En préfaçant… Maxence Caron, Véronique Lévy et le Salut des femmes

Voici l’arrière-plan selon lequel le texte inouï de Chœur de chair est composé. Voici l’horizon sur le fond duquel survient le livre de Véronique Lévy : voici l’immensité en qui, à l’heure de la banalité généralissime, se disposent les pages d’une œuvre d’avant-garde, majestueuse, catholique et inconnue.
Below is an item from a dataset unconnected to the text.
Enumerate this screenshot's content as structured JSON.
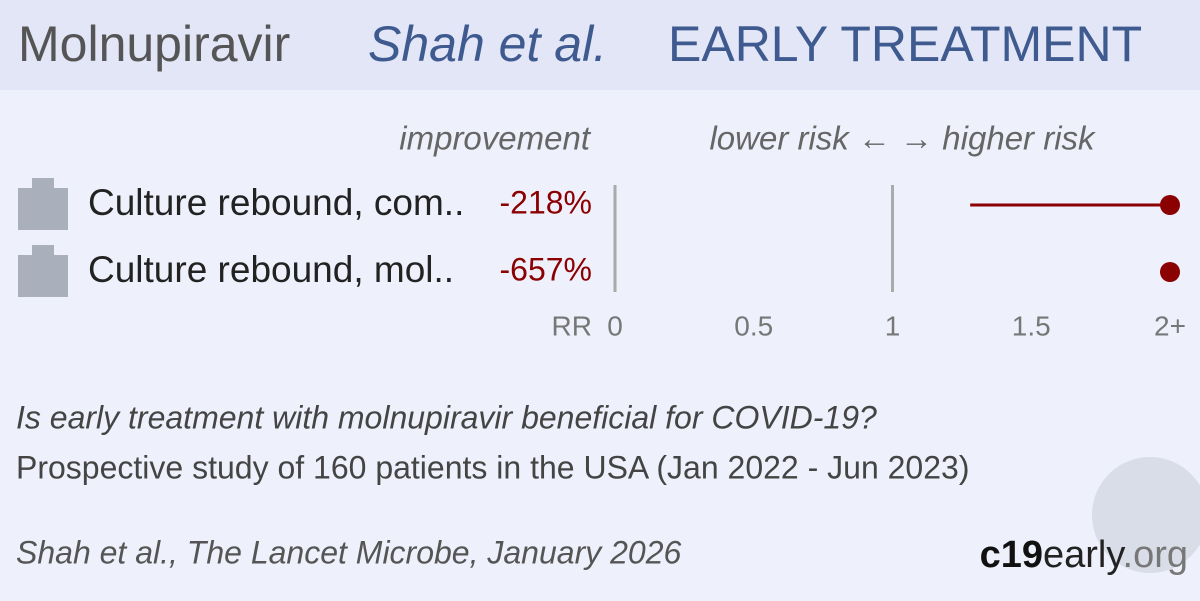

Voici l’espace universel à partir duquel nul, sinon naïvement, ne saurait mettre au seul crédit de la littérature ou de l’esthétique cette œuvre d’art littéraire : voici l’espace au sein duquel est profondément et chaque fois vécu chaque mot comme le résultat d’une prière, donc d’une lutte avec ce qui, en l’homme, est trop petit pour que quoi que ce soit spontanément en sorte d’assez anagogique et beau.

Maxence Caron : Le Choral d’une âme

C’est là que le monde se renverse, c’est là que le monde cesse d’être ce terrain de mâles barbaries : dans l’Église, dit Véronique, le cœur est une femme, la Sainte Vierge Marie. « Mère voici ton fils, fils voici ta mère », prononce le Christ sur la Croix, et à celle qui devient l’Église Mère il confie le disciple en qui tous les disciples symbolisent. De son Église, Dieu fait son Épouse, et ce sont donc ici, dans l’union du Corps du Christ et de la Mère de Dieu, les noces continuées du Saint Esprit et de la Vierge Sainte lors de la Nativité.